Der erste Teil des Films, welcher auf Parris Island im Ausbildungslager der neuen Soldaten spielt, ist sicherlich ein Meisterstück der Kinokunst. Ohne es genauer zu kommentieren zeigt Kubrick hier, wie Menschen schon kaputtgemacht werden, bevor sie überhaupt das Schlachtfeld betreten und mit Lee Ermy und Vincent D'Onofrio als grandiose Gegenspieler entsteht ein intensiver Zug, der uns den perfekt geschriebenen Dialogen und den erschütternden Bilder gerne folgen lässt, auch wenn sich schwarzer Humor gerne mal mit erschütternden und unter die Haut gehenden Momenten abwechselt. Leider verliert "Full Metal Jacket" diesen Ton in seiner merklich beliebigeren zweiten Hälfte, in welcher es dann wirklich aufs Schlachtfeld geht, Kugeln sirren und der Krieg in seiner ganzen, grausamen Form zu sehen ist. 

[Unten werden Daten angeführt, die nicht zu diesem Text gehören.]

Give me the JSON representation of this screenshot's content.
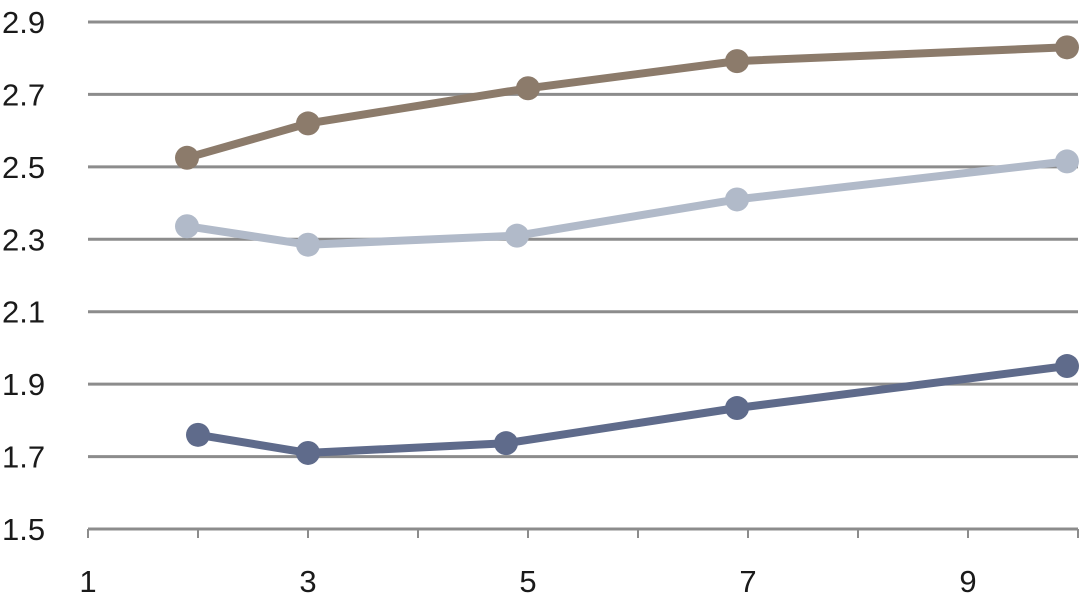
{
  "chart_data": {
    "type": "scatter",
    "title": "",
    "xlabel": "",
    "ylabel": "",
    "xlim": [
      1,
      10
    ],
    "ylim": [
      1.5,
      2.9
    ],
    "x_ticks": [
      "1",
      "3",
      "5",
      "7",
      "9"
    ],
    "y_ticks": [
      "2.9",
      "2.7",
      "2.5",
      "2.3",
      "2.1",
      "1.9",
      "1.7",
      "1.5"
    ],
    "grid": "horizontal",
    "legend": "none",
    "series": [
      {
        "color": "#8c7b6b",
        "points": [
          [
            1.9,
            2.525
          ],
          [
            3.0,
            2.62
          ],
          [
            5.0,
            2.717
          ],
          [
            6.9,
            2.792
          ],
          [
            9.9,
            2.83
          ]
        ]
      },
      {
        "color": "#b1bac9",
        "points": [
          [
            1.9,
            2.336
          ],
          [
            3.0,
            2.285
          ],
          [
            4.9,
            2.31
          ],
          [
            6.9,
            2.41
          ],
          [
            9.9,
            2.515
          ]
        ]
      },
      {
        "color": "#5f6b8b",
        "points": [
          [
            2.0,
            1.76
          ],
          [
            3.0,
            1.71
          ],
          [
            4.8,
            1.737
          ],
          [
            6.9,
            1.834
          ],
          [
            9.9,
            1.95
          ]
        ]
      }
    ]
  }
}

Sicherlich findet Kubrick auch hier eindrucksvolle Bilder und schraubt in einem stark inszenierten Showdown, in welcher ein nicht sichtbarer Heckenschütze in einem Gebäude eine ganze Gruppe aufs Korn nimmt, auch die Spannung in ungeahnte Höhen. Dennoch wird hier rein gar nichts Neues erzählt und auf wesentlich kältere Weise zeigt uns der Film hier, was wesentlich bessere und emotional greifbarere Geschichten wie "Apocalypse Now" oder auch der zehn Jahre später erschienene "Der Soldat James Ryan" wesentlich stärker aufzeigen konnten. Der Film verlor mich schließlich, da auch die Charaktere irgendwann hinter Maschinengewehren und Helmen verschwinden, da die Geschichte, die ohnehin dünn ist, den Figuren keine Konsequenz zu dem zugesteht, was sie zwischenzeitlich erleben. Eine wirkliche Entwicklung findet nicht statt, sodass man als Zuschauer zwar immer wieder gepackt wird, emotional jedoch nicht mitfiebert.
Fazit: Kubrick entwirft besonders in der ersten Hälfte fantastische Bilder und zeigt uns den Krieg in seiner grausamsten Form. Später verliert der Regisseur jedoch an Fahrt, da er sich zu wenig für seine Figuren interessiert und auch nichts wirklich Neues zu erzählen hat, so intensiv es auch gemacht ist.